Vol. 20 No. 1 (2023): Earthquake. risk. reduction.
Articles

Minding the city: A case study on the new conceptualizations of human experience in the built environment

Tülay KARAKAŞ
Ph.D Program of Architectural Design, Faculty of Architecture, Istanbul Technical University, Istanbul, Turkey
Burcu Nimet DUMLU
Ph.D Program of Architectural Design Computing, Faculty of Architecture, Istanbul Technical University, Istanbul, Turkey,
Dilek YILDIZ ÖZKAN
Department of Architecture, Faculty of Architecture, Istanbul Technical University, Istanbul, Turkey

Published 2023-03-30

Keywords

  • Cognitive sciences,
  • Human-built environment interaction,
  • Human-nature interaction,
  • Human evolutionary cognitive tendencies,
  • Neuroscience.

How to Cite

KARAKAŞ, T., DUMLU, B. N., & YILDIZ ÖZKAN, D. (2023). Minding the city: A case study on the new conceptualizations of human experience in the built environment. A|Z ITU JOURNAL OF THE FACULTY OF ARCHITECTURE, 20(1), 163–179. https://doi.org/10.5505/itujfa.2022.53179

Abstract

The study intends to mind the city by taking the information gathered through the senses and processed in the human brain as the primary concern in understanding the human experience in the built environment. This refreshing approach deals with human behavior, perception, cognition, sensation, and emotion that requires a well-defined conceptual framework. Therefore, as the study’s primary objective, minding the city investigates the conceptualizations based on human evolutionary cognitive tendencies: biophilia, bilateral symmetry, mirror neurons, pareidolia, proxemics, thigmotaxis, curvilinearity and rectilinearity.
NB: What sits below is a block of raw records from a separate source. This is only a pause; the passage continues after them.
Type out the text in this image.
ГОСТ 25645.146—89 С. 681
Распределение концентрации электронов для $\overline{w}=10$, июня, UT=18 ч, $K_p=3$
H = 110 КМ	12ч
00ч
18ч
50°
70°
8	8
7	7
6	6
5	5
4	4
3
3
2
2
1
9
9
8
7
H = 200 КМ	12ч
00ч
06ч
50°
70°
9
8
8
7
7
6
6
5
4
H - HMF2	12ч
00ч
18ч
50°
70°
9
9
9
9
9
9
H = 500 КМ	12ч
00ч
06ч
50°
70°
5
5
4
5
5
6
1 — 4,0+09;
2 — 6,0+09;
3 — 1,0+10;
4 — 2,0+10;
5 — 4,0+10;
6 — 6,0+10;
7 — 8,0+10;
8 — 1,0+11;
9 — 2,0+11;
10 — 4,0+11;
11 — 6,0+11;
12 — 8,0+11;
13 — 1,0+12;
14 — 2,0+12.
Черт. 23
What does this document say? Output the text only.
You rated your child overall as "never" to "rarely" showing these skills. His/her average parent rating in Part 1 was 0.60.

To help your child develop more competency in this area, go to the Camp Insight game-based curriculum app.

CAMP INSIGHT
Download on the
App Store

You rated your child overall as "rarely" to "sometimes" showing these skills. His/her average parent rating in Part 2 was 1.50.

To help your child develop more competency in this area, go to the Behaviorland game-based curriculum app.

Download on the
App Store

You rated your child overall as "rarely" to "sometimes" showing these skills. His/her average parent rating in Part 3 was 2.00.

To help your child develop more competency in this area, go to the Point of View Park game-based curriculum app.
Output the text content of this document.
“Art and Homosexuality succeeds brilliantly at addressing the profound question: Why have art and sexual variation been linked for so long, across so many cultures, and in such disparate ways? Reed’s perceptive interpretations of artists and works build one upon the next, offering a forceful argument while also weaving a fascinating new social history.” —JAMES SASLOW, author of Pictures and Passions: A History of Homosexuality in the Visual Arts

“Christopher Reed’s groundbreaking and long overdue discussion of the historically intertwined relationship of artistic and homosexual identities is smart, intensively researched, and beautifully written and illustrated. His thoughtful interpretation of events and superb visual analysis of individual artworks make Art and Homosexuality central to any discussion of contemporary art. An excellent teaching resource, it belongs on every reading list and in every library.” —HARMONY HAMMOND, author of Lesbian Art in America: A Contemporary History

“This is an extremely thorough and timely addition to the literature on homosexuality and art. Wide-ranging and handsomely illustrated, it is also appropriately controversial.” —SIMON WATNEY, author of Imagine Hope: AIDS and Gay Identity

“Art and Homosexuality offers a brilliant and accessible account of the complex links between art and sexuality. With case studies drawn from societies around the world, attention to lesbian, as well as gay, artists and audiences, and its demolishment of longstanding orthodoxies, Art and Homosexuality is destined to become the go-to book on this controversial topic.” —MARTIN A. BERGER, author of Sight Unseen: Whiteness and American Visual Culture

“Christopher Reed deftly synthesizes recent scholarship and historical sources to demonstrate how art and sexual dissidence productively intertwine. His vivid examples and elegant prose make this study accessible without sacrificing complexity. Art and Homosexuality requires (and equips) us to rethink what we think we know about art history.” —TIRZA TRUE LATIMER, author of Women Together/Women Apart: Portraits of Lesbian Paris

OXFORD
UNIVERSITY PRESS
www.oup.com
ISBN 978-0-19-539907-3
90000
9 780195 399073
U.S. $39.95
The human experience is investigated, considering it as an individual human self, interpersonal human beings, and through human-built environment interactions and human- nature interactions. The paper was designed as qualitative research employing a case study strategy to develop explanatory and exploratory empirical inquiry. The conceptualizations were studied through fieldwork using observational measurements, mapping techniques, and the declaration of participants’ own experiences. The fieldwork was conducted through a serial workshop entitled ‘Minding the city: Bring your brain into the built environment’ in İstanbul and Famagusta in 2019. As the output of the study, the visual and verbal representations of conceptualizations and urban codes were presented and discussed with the related literature. Ultimately, the acquired knowledge applied to a theory-building structure expands the theory of human experience investigated through the idea of minding the city. In sum, the study presented evolutionary aspects of human experience in a new way by identifying generalizable patterns, presented as urban codes, occurring in the daily experience of individuals and groups.